- 1 Post By philo2009
Most of those questioned refused to answer
In English, we can say
Most of those questioned refused to answer.
(=Most of those who were questioned refused to answer.)
Those present were in favour of change.
(=Those who were present were in favour of change.)
1.Opportunities are for those who are well prepared.
2.Those who are rich can do many things.
3.He only helped those who were aged.
you cannot leave out the red words;but for
He only helped those who were aged between 70 and 90
you can omit the red words.
We should help thosewho are in need
you can ellipt the red words.
I can't think of a general rule why and when these red words can be omitted.
Could anyone help me?
Re: Most of those questioned refused to answer
The general rule is that is is normally possible where the form after 'those' is a participle, and normally not so where it is an uncomplemented adjective.
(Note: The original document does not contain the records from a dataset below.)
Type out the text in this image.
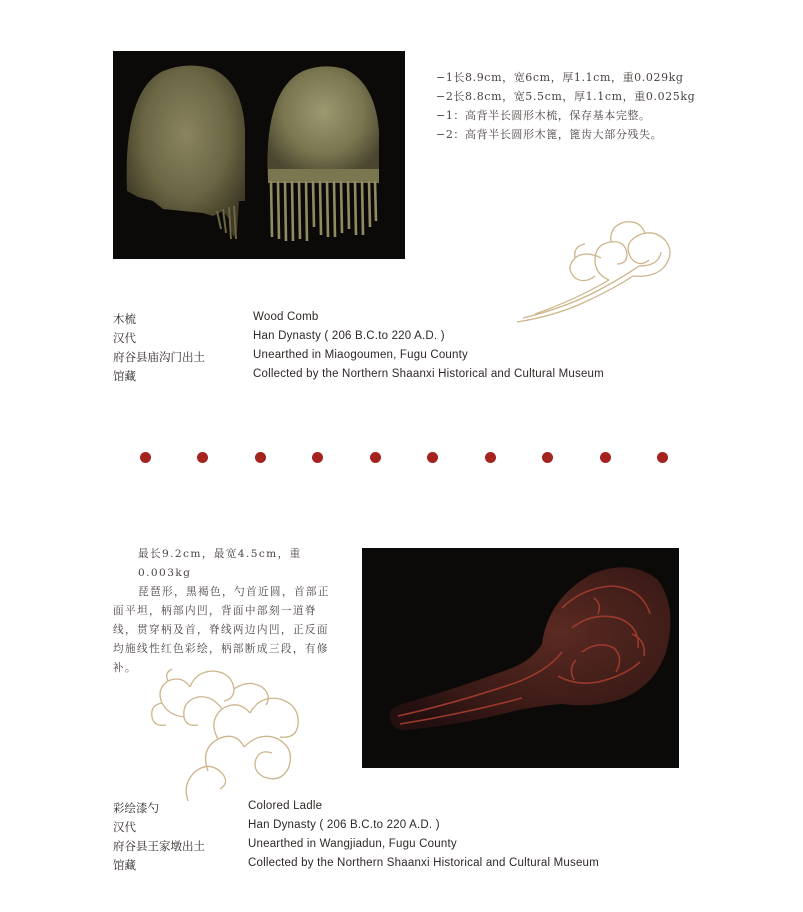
−1长8.9cm，宽6cm，厚1.1cm，重0.029kg
−2长8.8cm，宽5.5cm，厚1.1cm，重0.025kg
−1：高背半长圆形木梳，保存基本完整。
−2：高背半长圆形木篦，篦齿大部分残失。
木梳
汉代
府谷县庙沟门出土
馆藏
Wood Comb
Han Dynasty ( 206 B.C.to 220 A.D. )
Unearthed in Miaogoumen, Fugu County
Collected by the Northern Shaanxi Historical and Cultural Museum
最长9.2cm，最宽4.5cm，重0.003kg
琵琶形，黑褐色，勺首近圆，首部正
面平坦，柄部内凹，背面中部刻一道脊
线，贯穿柄及首，脊线两边内凹，正反面
均施线性红色彩绘，柄部断成三段，有修
补。
彩绘漆勺
汉代
府谷县王家墩出土
馆藏
Colored Ladle
Han Dynasty ( 206 B.C.to 220 A.D. )
Unearthed in Wangjiadun, Fugu County
Collected by the Northern Shaanxi Historical and Cultural Museum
Originally Posted by nelson13
Complemented adjectives, however, are normally allowable, hence
Those happy with the proposed pay hike were among the first to turn up.
(where 'happy' is complemented by 'with...hike')
Those rich in spirit are superior to those rich merely in terms of money.
while we may not have simply
*Those happy were...
*Those rich are...
'Present' and 'absent' are among a small number of apparent exceptions, although we may rationalize this on the basis that a complement is always implicit (present at the meeting, absent from the meeting, etc.)